I want to find a function which satisfies certain following limits.
The question is: Find a function which satisfies
$$ \lim_{x\to5} f(x)=3, \text{ and } f(5) \text{ does not exist} $$
I would think that because it says $f(5)$ doesn't exist, there must be a fraction with $(x-5)$ on the bottom. I would think $f(x) = \frac{15}{x-5}$ but that tends to infinity as $x\to5$
On
There are, generally, three types of discontinuities: removable, jump, and asymptotic.
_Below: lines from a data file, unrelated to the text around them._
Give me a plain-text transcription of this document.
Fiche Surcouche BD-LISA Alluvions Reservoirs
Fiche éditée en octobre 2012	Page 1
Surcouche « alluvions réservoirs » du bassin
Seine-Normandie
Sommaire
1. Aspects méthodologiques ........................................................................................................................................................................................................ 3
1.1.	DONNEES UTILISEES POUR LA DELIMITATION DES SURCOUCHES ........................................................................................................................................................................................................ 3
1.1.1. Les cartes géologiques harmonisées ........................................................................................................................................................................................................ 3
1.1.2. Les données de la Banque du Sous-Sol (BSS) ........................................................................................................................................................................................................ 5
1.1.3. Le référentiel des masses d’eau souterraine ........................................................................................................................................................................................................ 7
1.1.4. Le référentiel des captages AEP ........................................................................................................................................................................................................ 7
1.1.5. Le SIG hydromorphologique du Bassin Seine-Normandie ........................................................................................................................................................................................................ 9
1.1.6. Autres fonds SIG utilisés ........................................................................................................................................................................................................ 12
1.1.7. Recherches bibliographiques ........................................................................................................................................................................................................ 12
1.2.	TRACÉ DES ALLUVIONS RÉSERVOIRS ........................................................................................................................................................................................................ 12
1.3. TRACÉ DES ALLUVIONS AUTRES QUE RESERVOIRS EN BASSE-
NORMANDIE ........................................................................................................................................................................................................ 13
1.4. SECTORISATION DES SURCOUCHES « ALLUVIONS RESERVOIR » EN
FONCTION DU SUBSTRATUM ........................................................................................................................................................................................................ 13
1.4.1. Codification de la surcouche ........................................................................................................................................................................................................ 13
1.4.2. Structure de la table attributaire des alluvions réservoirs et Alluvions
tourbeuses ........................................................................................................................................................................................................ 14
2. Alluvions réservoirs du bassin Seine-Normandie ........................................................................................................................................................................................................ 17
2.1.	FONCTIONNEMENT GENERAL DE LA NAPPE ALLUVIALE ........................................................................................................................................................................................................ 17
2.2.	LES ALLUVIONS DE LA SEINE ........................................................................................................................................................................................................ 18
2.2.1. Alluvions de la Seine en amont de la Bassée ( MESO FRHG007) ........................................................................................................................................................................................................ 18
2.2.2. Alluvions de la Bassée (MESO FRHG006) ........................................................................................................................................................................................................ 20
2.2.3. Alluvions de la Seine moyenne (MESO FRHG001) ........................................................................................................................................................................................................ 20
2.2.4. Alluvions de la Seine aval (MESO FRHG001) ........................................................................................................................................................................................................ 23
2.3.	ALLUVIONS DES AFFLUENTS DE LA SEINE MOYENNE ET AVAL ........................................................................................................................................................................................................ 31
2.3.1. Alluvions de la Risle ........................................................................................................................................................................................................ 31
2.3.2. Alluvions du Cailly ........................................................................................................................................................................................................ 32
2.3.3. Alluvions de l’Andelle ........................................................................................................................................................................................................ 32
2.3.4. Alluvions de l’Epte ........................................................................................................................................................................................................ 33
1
If you have a jump or asymptotic discontinuity, a finite two-sided limit won't exist.
If you have a jump discontinuity, your left-handed and right-handed limits aren't equal, so the limit doesn't exist.
If you have an asymptotic discontinuity, your left and right-handed limits are each $\pm \infty$, so even if a two-sided limit exists, it's $\pm \infty$, not a finite number. The solution you tried first had this problem - it was asymptotic, and tended to $\infty$ from the right and $-\infty$ from the left.
The simplest way to have a two-sided limit at a point where a function isn't defined is with a removable discontinuity.
As Thomas Andrews noted, a very simple solution is $\frac{3(x-5)}{x-5}$. That fraction is equivalent to $3$ everywhere except at $x=5$, where it has a hole.
You could, in fact, take any function $g$ such that $g$ is continuous at $x = 5$ and $g(5) = 3$, then let $f(x) = g(x)*\frac{x-5}{x-5}$. Similarly, you could define $f$ piecewise, where it's equal to $g$ everywhere except $x = 5$, and undefined at $x = 5$. That's the solution that jjagmath is getting at.
Thomas's solution uses $g(x) = 3$, but you could use, for example, $g(x) = x-2$, or $g(x) = \sqrt{x+4}$, or anything else that satisfies those above conditions.
Take the following function:
$f:\Bbb R \setminus \{5\} \to \Bbb R$ given by $f(x) =3$